In Kritiken gibt es standardmäßig Angaben dazu, welche Handlung ein Spielfilm erzählt. Und da starten die Probleme mit "A Chinese Odyssey" bereits. Die beiden Filme aus dem Jahr 1995 - der erste Teil heißt im Untertitel "Pandora's Box", der Zweite "Cinderella" - erzählen eine zusammenhängende Geschichte, die an das im 16. Jahrhundert entstandene Buch "Die Reise in den Westen" angelehnt sind, einen der vier sogenannten klassischen chinesischen Romane. Wer diesen nicht gelesen hat, sich nicht näher in chinesischer Folklore auskennt oder nicht anderweitig tiefer in der Materie steckt, wird ohne große Erklärungen mit Affen- und Bullenkönigen, Menschen mit Schweinegesicht und mit Schwestern, die eigentlich der Docht in der Lampe Buddhas sind, konfrontiert; mit Unsterblichen, buddhistischen Gottheiten und Dämonen, die mal Menschengestalt haben und mal riesige Spinnenwesen sind; mit Liebesschicksalen, die an Schwerter gebunden sind, Zeitreisekästen, hypnotisierendem Armbandgeklimper; mit Unterredungen mit einem noch im Körper befindlichen Herzen und und und. Für den Laien sind die beiden Filme gelinde gesagt herausfordernd.

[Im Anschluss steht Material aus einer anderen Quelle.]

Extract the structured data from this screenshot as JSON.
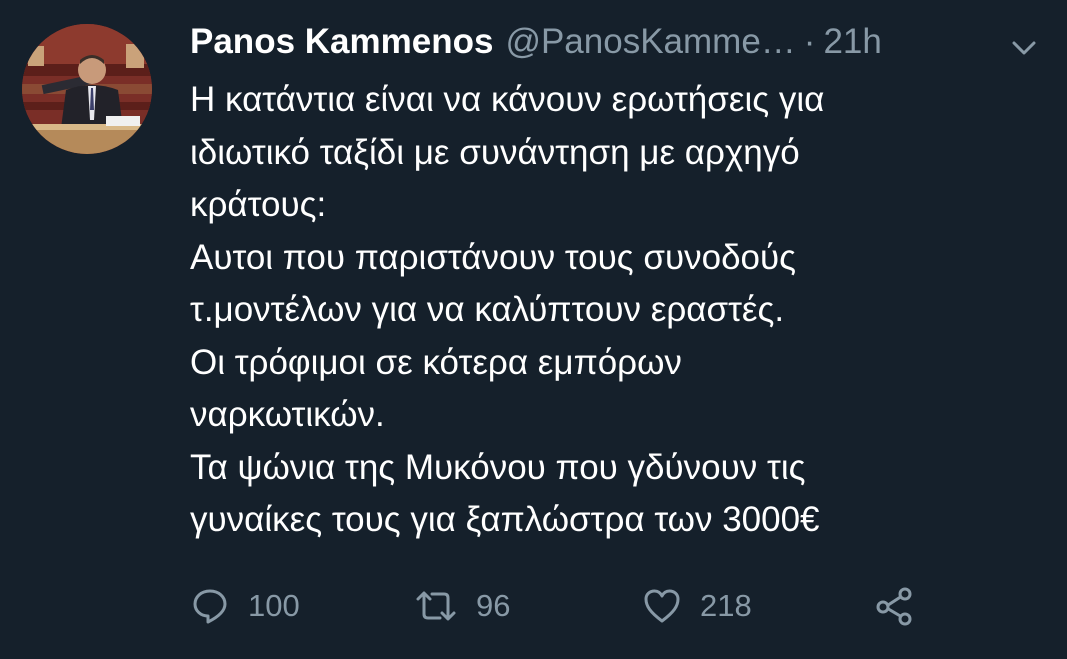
{
  "tweet": {
    "author_name": "Panos Kammenos",
    "author_handle": "@PanosKamme…",
    "separator": "·",
    "timestamp": "21h",
    "text_lines": [
      "Η κατάντια είναι να κάνουν ερωτήσεις για",
      "ιδιωτικό ταξίδι με συνάντηση με αρχηγό",
      "κράτους:",
      "Αυτοι που παριστάνουν τους συνοδούς",
      "τ.μοντέλων για να καλύπτουν εραστές.",
      "Οι τρόφιμοι σε κότερα εμπόρων",
      "ναρκωτικών.",
      "Τα ψώνια της Μυκόνου που γδύνουν τις",
      "γυναίκες τους για ξαπλώστρα των 3000€"
    ],
    "actions": {
      "reply_count": "100",
      "retweet_count": "96",
      "like_count": "218"
    }
  },
  "icons": {
    "menu": "chevron-down-icon",
    "reply": "reply-icon",
    "retweet": "retweet-icon",
    "like": "heart-icon",
    "share": "share-icon"
  },
  "colors": {
    "background": "#15202b",
    "primary_text": "#ffffff",
    "secondary_text": "#8899a6"
  }
}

Aber das ist noch nicht alles. Es ist fast unmöglich, das Hin und Her der Geschichte auf wenige Punkte runterzubrechen. Wer sich nach zwei, drei Sichtungen mehr als die gröbsten Strukturen vergegenwärtigen kann, darf sich glücklich schätzen. Wir starten mittendrin und befinden uns von Anfang an in einer Geschichte voller Schleifen, Spiegelungen und Wiederholungen. Zeitsprünge von 500 Jahren, in beide Richtungen, sind an der Tagesordnung. Da manche Figuren unsterblich sind, manche reinkarniert werden und nicht alle Teil der Zeitreisen sind, gibt es ein gehöriges Wirrwarr.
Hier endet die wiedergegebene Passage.